Well, there might be a economic incentive for Microsoft to change (or at least adapt) the design goals of their default driver model.
The deficiencies of their WDDM model (long kernel launch time, cudaMalloc slower by one order of magnitude for recent drivers) pushes even more customers / companies in the media & entertainment industry (editing, post-production, color correction, restoration, …) to Linux.
Because, in that industry GPU acceleration is standard nowadays, and you get much better CUDA performance in Linux. But maybe, Microsoft is just fine with that :-)
And, as I mentioned also in my bug report regarding slow cudaMalloc to NVIDIA, if you are using some post production suite like Nuke, you have to keep at least one GPU in WDDM mode because you need it for the OpenGL rendering in the suite. So, imagine how happy a customer is when he buys a Quadro P6000 for 5.000 euro and notices then that GPU-acceleration does not bring the expected benefits.
I suppose NIVIDA has good connection to Microsoft, so maybe they should tell them simply to try to reduce that performance deficiencies in a future WDDM version 3.0.
Yes, I understood this, but WDDM+TCC means for me that the WDDM one is useless for computations :( This can be seen on first and second screenshots of profiler, utilization is under 10% and so non-cheap but impressive power of P6000 is just useless.
Ok, I will report this bug in near future.
But in WDDM 1.x (up to driver 347) everything seems to work just fine. So this is regression. And why not to collaborate with Microsoft to make the world better for NVIDIA GPUs on Windows platform and for Windows in case of GPUs computations?
Seems that in such way NVIDIA will save resources and efforts in supporting two drivers.
The presumption I guess is that NVIDIA (intentionally!) don’t collaborate with Microsoft. Or that they do collaborate with Microsoft but simply forgot to discuss driver efficiency.
I guess the presumption is that if NVIDIA simply would tell microsoft to do something, it would provide the desired benefit/outcome.
It’s not possible recap all the challenges or competing technological goals and desires of NVIDIA and Microsoft, or review in a public forum the nature of communication between NVIDIA and Microsoft. My suggestion would be to file bugs for desired changes.
When companies partner, like NVIDIA and Microsoft in graphics or AMD and Microsoft in the CPU field (“Designed for Windows” used to be printed on all AMD CPUs), they tend to discuss many issues on an ongoing basis.

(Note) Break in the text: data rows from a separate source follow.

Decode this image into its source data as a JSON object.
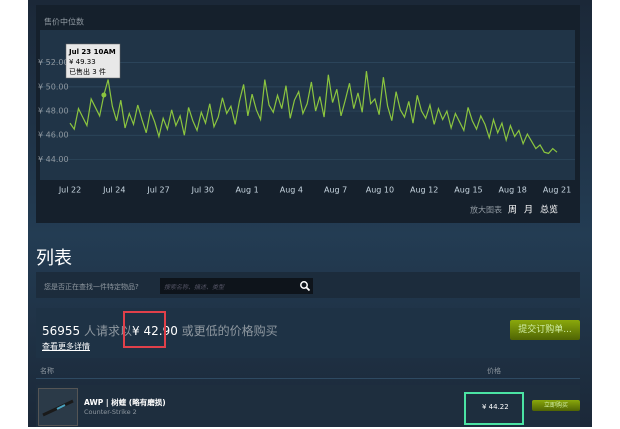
{
  "chart_data": {
    "type": "line",
    "title": "售价中位数",
    "xlabels": [
      "Jul 22",
      "Jul 24",
      "Jul 27",
      "Jul 30",
      "Aug 1",
      "Aug 4",
      "Aug 7",
      "Aug 10",
      "Aug 12",
      "Aug 15",
      "Aug 18",
      "Aug 21"
    ],
    "ylim": [
      42.3,
      54.7
    ],
    "yticks": [
      {
        "value": 44,
        "label": "¥ 44.00"
      },
      {
        "value": 46,
        "label": "¥ 46.00"
      },
      {
        "value": 48,
        "label": "¥ 48.00"
      },
      {
        "value": 50,
        "label": "¥ 50.00"
      },
      {
        "value": 52,
        "label": "¥ 52.00"
      }
    ],
    "grid": true,
    "series": [
      {
        "color": "#8bc53f",
        "values": [
          47.0,
          46.5,
          48.2,
          47.5,
          46.8,
          49.0,
          48.3,
          47.6,
          49.33,
          50.6,
          48.4,
          47.2,
          48.9,
          46.6,
          47.8,
          46.9,
          48.5,
          47.3,
          46.2,
          48.0,
          47.1,
          45.9,
          47.4,
          46.5,
          48.1,
          46.8,
          47.6,
          46.0,
          48.3,
          47.2,
          46.4,
          47.9,
          47.0,
          48.6,
          46.7,
          47.5,
          49.1,
          47.8,
          48.4,
          46.9,
          48.8,
          50.2,
          47.6,
          49.4,
          48.1,
          47.3,
          50.6,
          48.5,
          47.9,
          49.3,
          48.2,
          50.1,
          47.4,
          48.9,
          49.6,
          47.8,
          48.6,
          50.4,
          48.0,
          49.2,
          47.5,
          51.0,
          48.7,
          49.8,
          47.6,
          48.9,
          50.3,
          48.2,
          49.5,
          47.9,
          51.3,
          48.6,
          49.0,
          47.7,
          50.8,
          48.4,
          47.2,
          49.6,
          48.1,
          47.5,
          48.8,
          47.0,
          49.3,
          48.0,
          47.4,
          48.5,
          46.9,
          48.2,
          47.3,
          48.0,
          46.6,
          47.8,
          47.1,
          46.4,
          48.3,
          47.2,
          46.5,
          47.6,
          46.9,
          45.8,
          47.3,
          46.2,
          47.0,
          45.6,
          46.8,
          45.9,
          46.4,
          45.3,
          46.1,
          45.5,
          44.9,
          45.2,
          44.6,
          44.5,
          44.9,
          44.6
        ]
      }
    ],
    "tooltip": {
      "date": "Jul 23 10AM",
      "price": "¥ 49.33",
      "sold": "已售出 3 件",
      "index": 8
    },
    "zoom": {
      "label": "放大图表",
      "week": "周",
      "month": "月",
      "all": "总览"
    }
  },
  "listing": {
    "title": "列表",
    "search_prompt": "您是否正在查找一件特定物品?",
    "search_placeholder": "搜索名称、描述、类型",
    "buy_order": {
      "count": 56955,
      "text_before": "人请求以",
      "price": "¥ 42.90",
      "text_after": "或更低的价格购买",
      "details": "查看更多详情",
      "button": "提交订购单..."
    },
    "table": {
      "col_name": "名称",
      "col_price": "价格",
      "rows": [
        {
          "name": "AWP | 树蝰 (略有磨损)",
          "game": "Counter-Strike 2",
          "price": "¥ 44.22",
          "button": "立即购买"
        }
      ]
    }
  }
}
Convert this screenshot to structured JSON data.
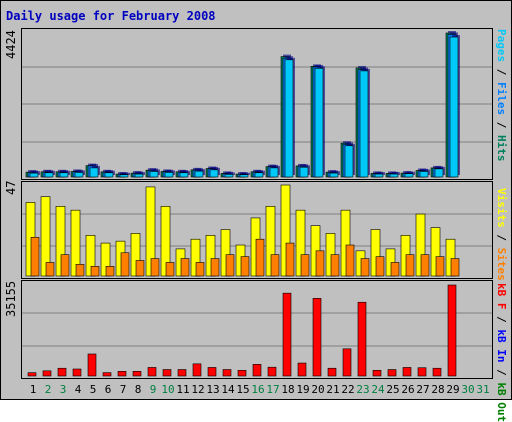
{
  "title": "Daily usage for February 2008",
  "colors": {
    "pages": "#00c8f8",
    "files": "#0080ff",
    "hits": "#00805c",
    "visits": "#ffff00",
    "sites": "#ff8000",
    "kbin": "#0000ff",
    "kbout": "#008000",
    "kbf": "#ff0000",
    "weekday": "#000000",
    "weekend": "#008040",
    "background": "#c0c0c0",
    "grid": "#808080"
  },
  "legends": {
    "hits_panel": [
      {
        "text": "Pages",
        "color": "#00c8f8"
      },
      {
        "text": " / ",
        "color": "#000000"
      },
      {
        "text": "Files",
        "color": "#0080ff"
      },
      {
        "text": " / ",
        "color": "#000000"
      },
      {
        "text": "Hits",
        "color": "#00805c"
      }
    ],
    "visits_panel": [
      {
        "text": "Visits",
        "color": "#ffff00"
      },
      {
        "text": " / ",
        "color": "#000000"
      },
      {
        "text": "Sites",
        "color": "#ff8000"
      }
    ],
    "kb_panel": [
      {
        "text": "kB F",
        "color": "#ff0000"
      },
      {
        "text": " / ",
        "color": "#000000"
      },
      {
        "text": "kB In",
        "color": "#0000ff"
      },
      {
        "text": " / ",
        "color": "#000000"
      },
      {
        "text": "kB Out",
        "color": "#008000"
      }
    ]
  },
  "chart_data": [
    {
      "type": "bar",
      "panel": "hits",
      "ymax_label": "4424",
      "ylim": [
        0,
        4424
      ],
      "grid": true,
      "categories": [
        "1",
        "2",
        "3",
        "4",
        "5",
        "6",
        "7",
        "8",
        "9",
        "10",
        "11",
        "12",
        "13",
        "14",
        "15",
        "16",
        "17",
        "18",
        "19",
        "20",
        "21",
        "22",
        "23",
        "24",
        "25",
        "26",
        "27",
        "28",
        "29",
        "30",
        "31"
      ],
      "series": [
        {
          "name": "Hits",
          "values": [
            150,
            160,
            160,
            170,
            350,
            160,
            90,
            120,
            210,
            170,
            160,
            220,
            260,
            110,
            90,
            160,
            320,
            3700,
            340,
            3400,
            150,
            1040,
            3350,
            110,
            110,
            120,
            200,
            280,
            4424,
            0,
            0
          ]
        },
        {
          "name": "Files",
          "values": [
            140,
            150,
            150,
            160,
            340,
            150,
            85,
            110,
            200,
            160,
            150,
            210,
            250,
            100,
            85,
            150,
            310,
            3650,
            330,
            3380,
            140,
            1000,
            3300,
            100,
            100,
            110,
            190,
            270,
            4380,
            0,
            0
          ]
        },
        {
          "name": "Pages",
          "values": [
            120,
            130,
            130,
            140,
            280,
            130,
            70,
            90,
            170,
            140,
            130,
            180,
            220,
            80,
            70,
            130,
            280,
            3600,
            300,
            3340,
            120,
            960,
            3260,
            90,
            90,
            100,
            170,
            250,
            4300,
            0,
            0
          ]
        }
      ]
    },
    {
      "type": "bar",
      "panel": "visits",
      "ymax_label": "47",
      "ylim": [
        0,
        47
      ],
      "grid": true,
      "categories": [
        "1",
        "2",
        "3",
        "4",
        "5",
        "6",
        "7",
        "8",
        "9",
        "10",
        "11",
        "12",
        "13",
        "14",
        "15",
        "16",
        "17",
        "18",
        "19",
        "20",
        "21",
        "22",
        "23",
        "24",
        "25",
        "26",
        "27",
        "28",
        "29",
        "30",
        "31"
      ],
      "series": [
        {
          "name": "Visits",
          "values": [
            38,
            41,
            36,
            34,
            21,
            17,
            18,
            22,
            46,
            36,
            14,
            19,
            21,
            24,
            16,
            30,
            36,
            47,
            34,
            26,
            22,
            34,
            13,
            24,
            14,
            21,
            32,
            25,
            19,
            0,
            0
          ]
        },
        {
          "name": "Sites",
          "values": [
            20,
            7,
            11,
            6,
            5,
            5,
            12,
            8,
            9,
            7,
            9,
            7,
            9,
            11,
            10,
            19,
            11,
            17,
            11,
            13,
            11,
            16,
            9,
            10,
            7,
            11,
            11,
            10,
            9,
            0,
            0
          ]
        }
      ]
    },
    {
      "type": "bar",
      "panel": "kbytes",
      "ymax_label": "35155",
      "ylim": [
        0,
        35155
      ],
      "grid": true,
      "categories": [
        "1",
        "2",
        "3",
        "4",
        "5",
        "6",
        "7",
        "8",
        "9",
        "10",
        "11",
        "12",
        "13",
        "14",
        "15",
        "16",
        "17",
        "18",
        "19",
        "20",
        "21",
        "22",
        "23",
        "24",
        "25",
        "26",
        "27",
        "28",
        "29",
        "30",
        "31"
      ],
      "series": [
        {
          "name": "kB F",
          "values": [
            1300,
            2000,
            3000,
            2700,
            8500,
            1300,
            1800,
            1800,
            3300,
            2500,
            2500,
            4700,
            3300,
            2500,
            2200,
            4500,
            3400,
            32000,
            5000,
            30000,
            3000,
            10500,
            28500,
            2200,
            2500,
            3300,
            3200,
            3000,
            35155,
            0,
            0
          ]
        }
      ]
    }
  ],
  "days": [
    {
      "label": "1",
      "weekend": false
    },
    {
      "label": "2",
      "weekend": true
    },
    {
      "label": "3",
      "weekend": true
    },
    {
      "label": "4",
      "weekend": false
    },
    {
      "label": "5",
      "weekend": false
    },
    {
      "label": "6",
      "weekend": false
    },
    {
      "label": "7",
      "weekend": false
    },
    {
      "label": "8",
      "weekend": false
    },
    {
      "label": "9",
      "weekend": true
    },
    {
      "label": "10",
      "weekend": true
    },
    {
      "label": "11",
      "weekend": false
    },
    {
      "label": "12",
      "weekend": false
    },
    {
      "label": "13",
      "weekend": false
    },
    {
      "label": "14",
      "weekend": false
    },
    {
      "label": "15",
      "weekend": false
    },
    {
      "label": "16",
      "weekend": true
    },
    {
      "label": "17",
      "weekend": true
    },
    {
      "label": "18",
      "weekend": false
    },
    {
      "label": "19",
      "weekend": false
    },
    {
      "label": "20",
      "weekend": false
    },
    {
      "label": "21",
      "weekend": false
    },
    {
      "label": "22",
      "weekend": false
    },
    {
      "label": "23",
      "weekend": true
    },
    {
      "label": "24",
      "weekend": true
    },
    {
      "label": "25",
      "weekend": false
    },
    {
      "label": "26",
      "weekend": false
    },
    {
      "label": "27",
      "weekend": false
    },
    {
      "label": "28",
      "weekend": false
    },
    {
      "label": "29",
      "weekend": false
    },
    {
      "label": "30",
      "weekend": true
    },
    {
      "label": "31",
      "weekend": true
    }
  ]
}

Partners do not normally comment publicly on the nature or intensity of these discussions, those are confidential business matters. It is logical to assume that when two for-profit companies partner they still pursue their own economic goals to the maximum extent possible. It is also logical to assume that the forcefulness with which they are able to pursue those goals is positively correlated to each company’s economic strength.
Microsoft made changes between WDDM 1.x and WDDM 2.0. Only Microsoft can answer the question why they made those changes. I do not know enough about the details to even speculate. Microsoft is a giant company with long-term economic success. That is a pretty solid indication they know what is in their best interest.
I would like to add to this thread. We have a supermicro GPU server which we use for running an in-house HPC applications. The server runs Win7 OS.
We have 8 Nvidia GPUs, consisting a P100, 3xK40c, 2xK20x, and 2xK20c cards.
We noticed that when we replace one of the K20c cards with a Nvidia K80 card there is an enormous slow-down of the code similar to what is being reported by Adam.
The slow down occurs when there are multiple jobs running with certain memory use attributes. i.e. for very low or high memory use the slow down is not as profound. However when the memory use is intermediate (i.e. array sizes (complex DP) are in the 131072-262144 range) the slow down is profound, could be more than a factor of 100. Needless to say we are not able to use the server with the K80 card.
We tried various drivers and compiler versions all to no avail. At this point we are resigned to returning the K80 card. But perhaps someone out there can share their experience and/or solution?